Lebanese PM Saad Hariri resigns over threats
Lebanese Prime Minister Saad Hariri announced his resignation on Saturday, citing Iran’s “grip” on the country and threats to his life. “I announce my resignation from the post of Prime Minister,” he said in a speech broadcast from Saudi Arabia by the Al-Arabiya news network. “I felt what was being covertly plotted to target my life,” Mr Hariri said.
The two-time Prime Minister, whose father Rafik held the same position for years and was assassinated in 2005, accused Iran and its powerful Lebanese Shiite ally Hezbollah of seeking hegemony in the region. The 47-year-old Sunni politician’s resignation comes less than a year after his government, to which Hezbollah’s political wing belongs, was formed.

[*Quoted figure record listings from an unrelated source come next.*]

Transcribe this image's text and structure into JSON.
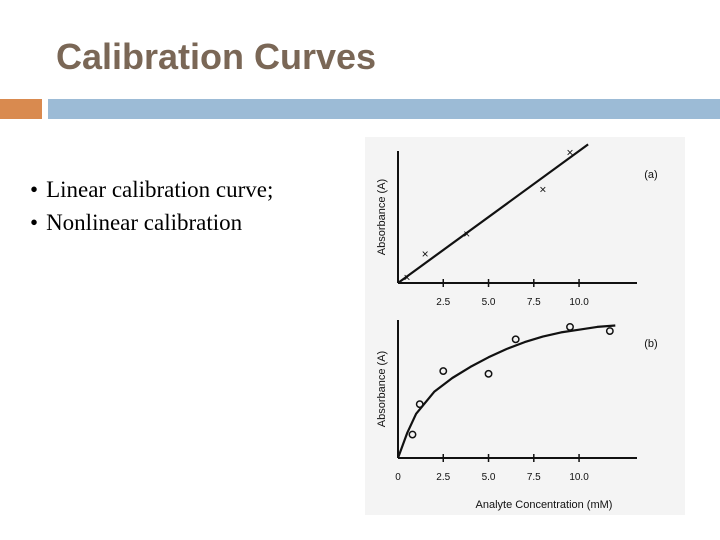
{
  "slide": {
    "title": "Calibration Curves",
    "accent_color": "#d98a4f",
    "bar_color": "#9cbbd6",
    "title_color": "#7a6756",
    "bullets": [
      "Linear calibration curve;",
      "Nonlinear calibration"
    ]
  },
  "chart_data": [
    {
      "type": "line",
      "panel_label": "(a)",
      "ylabel": "Absorbance (A)",
      "xlabel": "",
      "x_ticks": [
        "2.5",
        "5.0",
        "7.5",
        "10.0"
      ],
      "tick_values": [
        2.5,
        5.0,
        7.5,
        10.0
      ],
      "xlim": [
        0,
        13.2
      ],
      "ylim": [
        0,
        1.0
      ],
      "marker": "x",
      "series": [
        {
          "x": [
            0.5,
            1.5,
            3.8,
            8.0,
            9.5
          ],
          "y": [
            0.04,
            0.22,
            0.37,
            0.71,
            0.99
          ]
        }
      ],
      "fit": {
        "kind": "linear",
        "x": [
          0,
          10.5
        ],
        "y": [
          0.0,
          1.05
        ]
      }
    },
    {
      "type": "line",
      "panel_label": "(b)",
      "ylabel": "Absorbance (A)",
      "xlabel": "Analyte Concentration (mM)",
      "origin_label": "0",
      "x_ticks": [
        "2.5",
        "5.0",
        "7.5",
        "10.0"
      ],
      "tick_values": [
        2.5,
        5.0,
        7.5,
        10.0
      ],
      "xlim": [
        0,
        13.2
      ],
      "ylim": [
        0,
        1.0
      ],
      "marker": "o",
      "series": [
        {
          "x": [
            0.8,
            1.2,
            2.5,
            5.0,
            6.5,
            9.5,
            11.7
          ],
          "y": [
            0.17,
            0.39,
            0.63,
            0.61,
            0.86,
            0.95,
            0.92
          ]
        }
      ],
      "fit": {
        "kind": "curve",
        "x": [
          0,
          0.5,
          1,
          2,
          3,
          4,
          5,
          6,
          7,
          8,
          9,
          10,
          11,
          12
        ],
        "y": [
          0.0,
          0.18,
          0.32,
          0.48,
          0.58,
          0.66,
          0.73,
          0.79,
          0.84,
          0.88,
          0.91,
          0.93,
          0.95,
          0.96
        ]
      }
    }
  ]
}
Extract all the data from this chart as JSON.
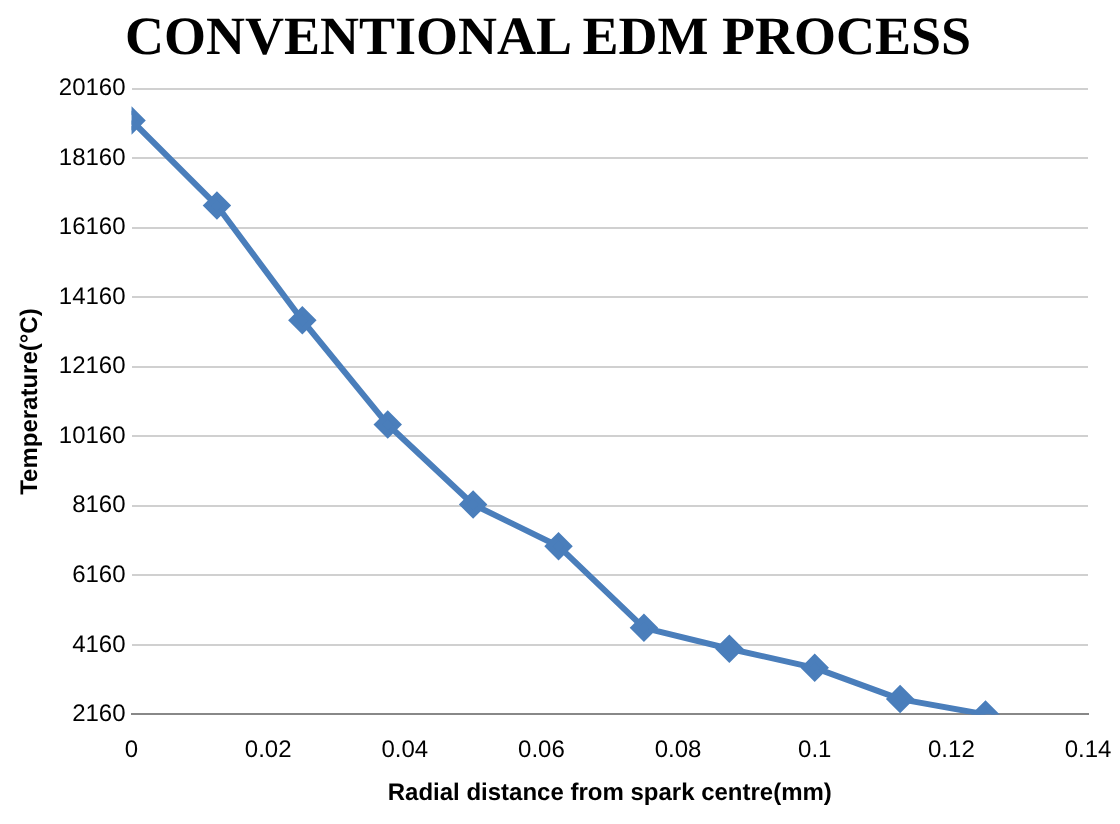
{
  "chart_data": {
    "type": "line",
    "title": "CONVENTIONAL EDM PROCESS",
    "xlabel": "Radial distance from spark centre(mm)",
    "ylabel": "Temperature(°C)",
    "x": [
      0,
      0.0125,
      0.025,
      0.0375,
      0.05,
      0.0625,
      0.075,
      0.0875,
      0.1,
      0.1125,
      0.125
    ],
    "series": [
      {
        "color": "#4a7ebb",
        "values": [
          19250,
          16800,
          13500,
          10500,
          8200,
          7000,
          4650,
          4050,
          3500,
          2600,
          2160
        ]
      }
    ],
    "xlim": [
      0,
      0.14
    ],
    "xticks": [
      0,
      0.02,
      0.04,
      0.06,
      0.08,
      0.1,
      0.12,
      0.14
    ],
    "ylim": [
      2160,
      20160
    ],
    "yticks": [
      2160,
      4160,
      6160,
      8160,
      10160,
      12160,
      14160,
      16160,
      18160,
      20160
    ],
    "grid": "y",
    "legend": false,
    "marker": "diamond",
    "line_style": "solid"
  }
}
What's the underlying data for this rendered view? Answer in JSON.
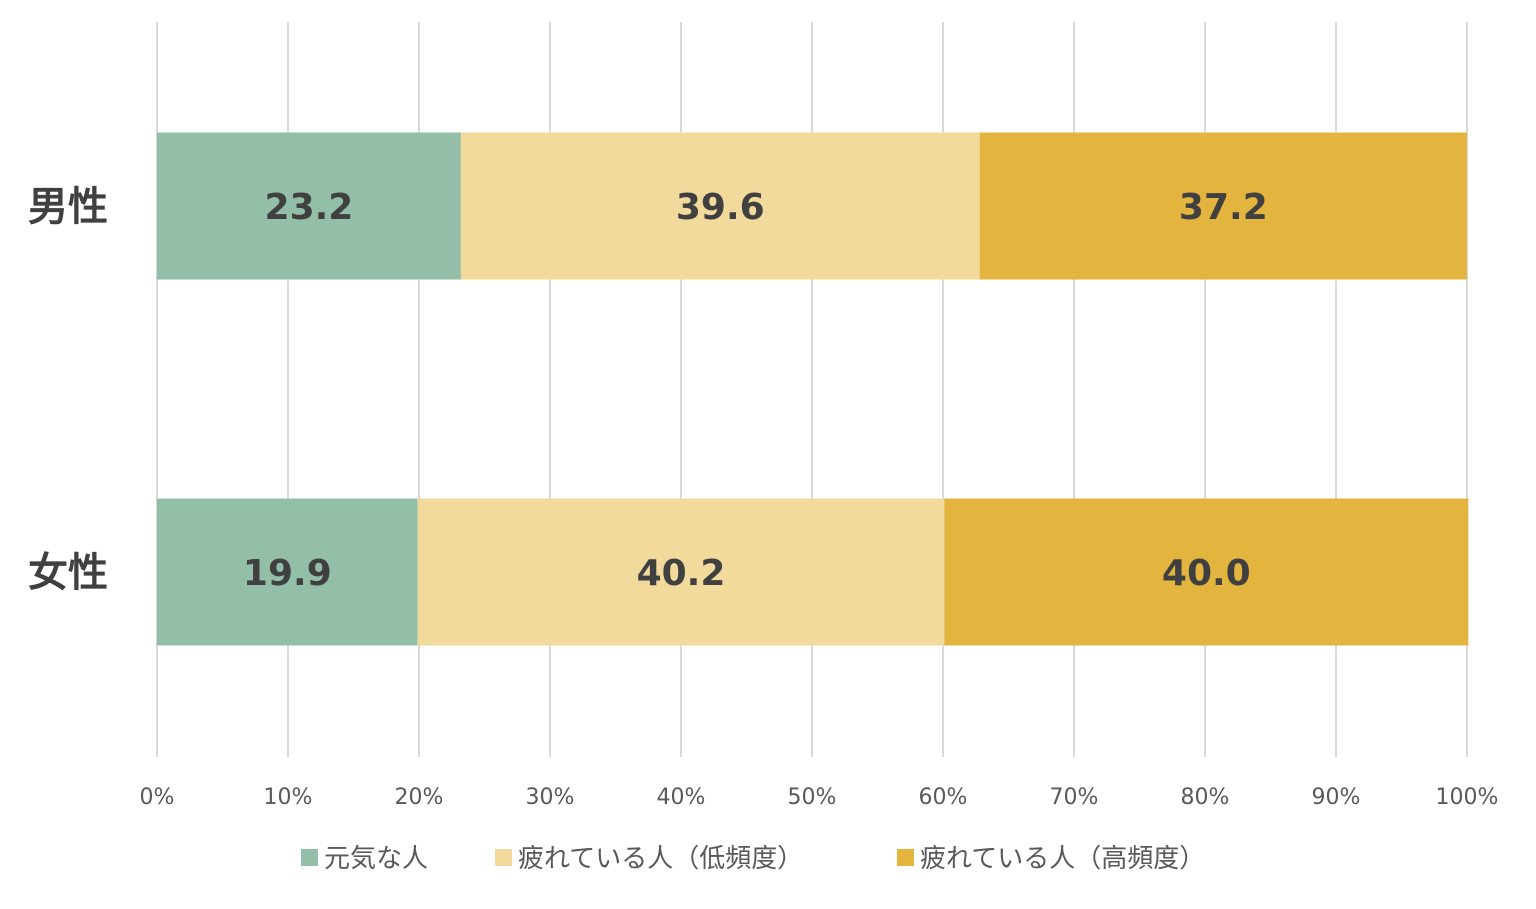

“Iran has a grip on the fate of the region’s countries... Hezbollah is Iran’s arm not just in Lebanon but in other Arab countries too,” he said. “In recent years, Hezbollah has used the power of its weapons to impose a fait accompli,” he said, reading a speech from behind a desk.
Mr Hariri accused Tehran of “sowing discord among the children of the same nation and creating a state within the state... to the extent that it gets the final say on how Lebanon’s affairs are run.”Hezbollah is a vital ally of Syrian President Bashar al-Assad in the war the Syrian regime is waging against the ISIS and armed opposition movements.
It enjoys broad support from Iran and is the only Lebanese party to have kept its weapons after the 1975-1990 civil war. Its arsenal has since grown exponentially and now outstrips that of the nation’s own armed forces. Hezbollah members have been accused over the 2005 assassination of Rafik Hariri.